Millionaire Ordered to Pay Ex-Wife £200,000 30 Years After Divorce

Divorce settlement case

28.06.2007

28/06/2007

Dennis North, whose estimated fortune is between £5 million and £11 million, divorced his wife in 1981, after she left him and their three children for another man in 1980.

The couple reached a settlement which saw him give her their house and the income from rents on other properties.

However, Mrs North moved to one of the most desirable and expensive areas of Sydney in a country where she was not entitled to benefits.

Mrs North lost most of the money she was given by Mr North.

Mr North, 70, who now lives in a six-bedroom stone house on the edge of the Peak District, has been ordered to give his ex wife a £202,000 clean break payment.

The order follows a series of big-money divorce cases which have swung the law against husbands and resulted in huge payments to ex-wives even after short childless marriages.

The North case now threatens to make husbands pay large sums even decades after they split.

Three Appeal Court judges had heard Mr North's lawyers call for the payment to be stopped.

Mrs North, who now lives in Leeds, was awarded the £202,000 by a district judge last year. The ruling was upheld in the High Court.

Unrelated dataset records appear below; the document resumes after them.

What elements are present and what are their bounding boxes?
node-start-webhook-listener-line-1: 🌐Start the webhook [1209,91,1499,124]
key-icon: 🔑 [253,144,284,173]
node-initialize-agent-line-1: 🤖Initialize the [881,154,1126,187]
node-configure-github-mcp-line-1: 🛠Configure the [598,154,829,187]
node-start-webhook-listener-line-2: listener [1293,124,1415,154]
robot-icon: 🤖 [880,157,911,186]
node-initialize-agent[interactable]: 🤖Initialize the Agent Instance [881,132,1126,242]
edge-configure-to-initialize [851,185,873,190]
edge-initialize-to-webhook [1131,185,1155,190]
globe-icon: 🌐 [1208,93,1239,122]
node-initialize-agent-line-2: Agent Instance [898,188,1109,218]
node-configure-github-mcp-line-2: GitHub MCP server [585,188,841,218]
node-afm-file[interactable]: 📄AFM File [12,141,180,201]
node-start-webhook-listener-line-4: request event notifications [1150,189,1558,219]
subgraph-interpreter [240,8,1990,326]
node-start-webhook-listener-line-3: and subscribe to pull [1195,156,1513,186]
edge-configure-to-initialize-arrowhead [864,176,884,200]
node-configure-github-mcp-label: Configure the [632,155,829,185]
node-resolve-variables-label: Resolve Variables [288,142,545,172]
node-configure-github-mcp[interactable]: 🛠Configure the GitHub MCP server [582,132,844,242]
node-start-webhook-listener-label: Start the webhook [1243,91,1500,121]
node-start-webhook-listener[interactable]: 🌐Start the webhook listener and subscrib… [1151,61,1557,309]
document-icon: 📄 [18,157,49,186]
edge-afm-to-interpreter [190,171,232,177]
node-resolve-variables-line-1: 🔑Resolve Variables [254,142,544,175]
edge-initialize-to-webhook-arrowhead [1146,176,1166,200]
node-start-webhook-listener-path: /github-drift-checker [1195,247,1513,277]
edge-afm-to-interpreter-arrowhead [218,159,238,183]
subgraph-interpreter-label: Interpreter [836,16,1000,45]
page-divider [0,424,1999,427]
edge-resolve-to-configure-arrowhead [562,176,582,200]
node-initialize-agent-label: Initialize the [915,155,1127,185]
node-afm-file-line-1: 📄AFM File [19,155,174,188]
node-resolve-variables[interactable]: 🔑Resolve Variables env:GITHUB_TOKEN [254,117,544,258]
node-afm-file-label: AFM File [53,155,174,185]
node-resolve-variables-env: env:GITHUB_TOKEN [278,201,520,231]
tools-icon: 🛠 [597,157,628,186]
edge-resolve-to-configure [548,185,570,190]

Mrs North's QC, Deborah Bangay, believes it was not Mrs North's fault that her investments had gone wrong and considering how much money her ex husband has, she had been awarded payment at the bottom end of the spectrum.

The judges, Lord Justice Thorpe, Lord Justice May and Mr Justice Bennett, reserved their judgement.

Divorce lawyers have said that Mrs North's settlement stretched existing law to breaking point.

Elizabeth Hicks, Head of Family Law at Irwin Mitchell in London, said: The case of North highlights the fact that although when people divorce they think it's all over it isn't.

It is always preferable for the more wealthy spouse to try and achieve a financial clean break so that there is no come back at any time in the future and they both get on with their lives.

This case shows that an ongoing maintenance order, even for a small nominal amount, can result in the wealthier spouse making a further payment years after the divorce and finances were dealt with. This decision emphasises the need to try and achieve a clean break if it is financially possible.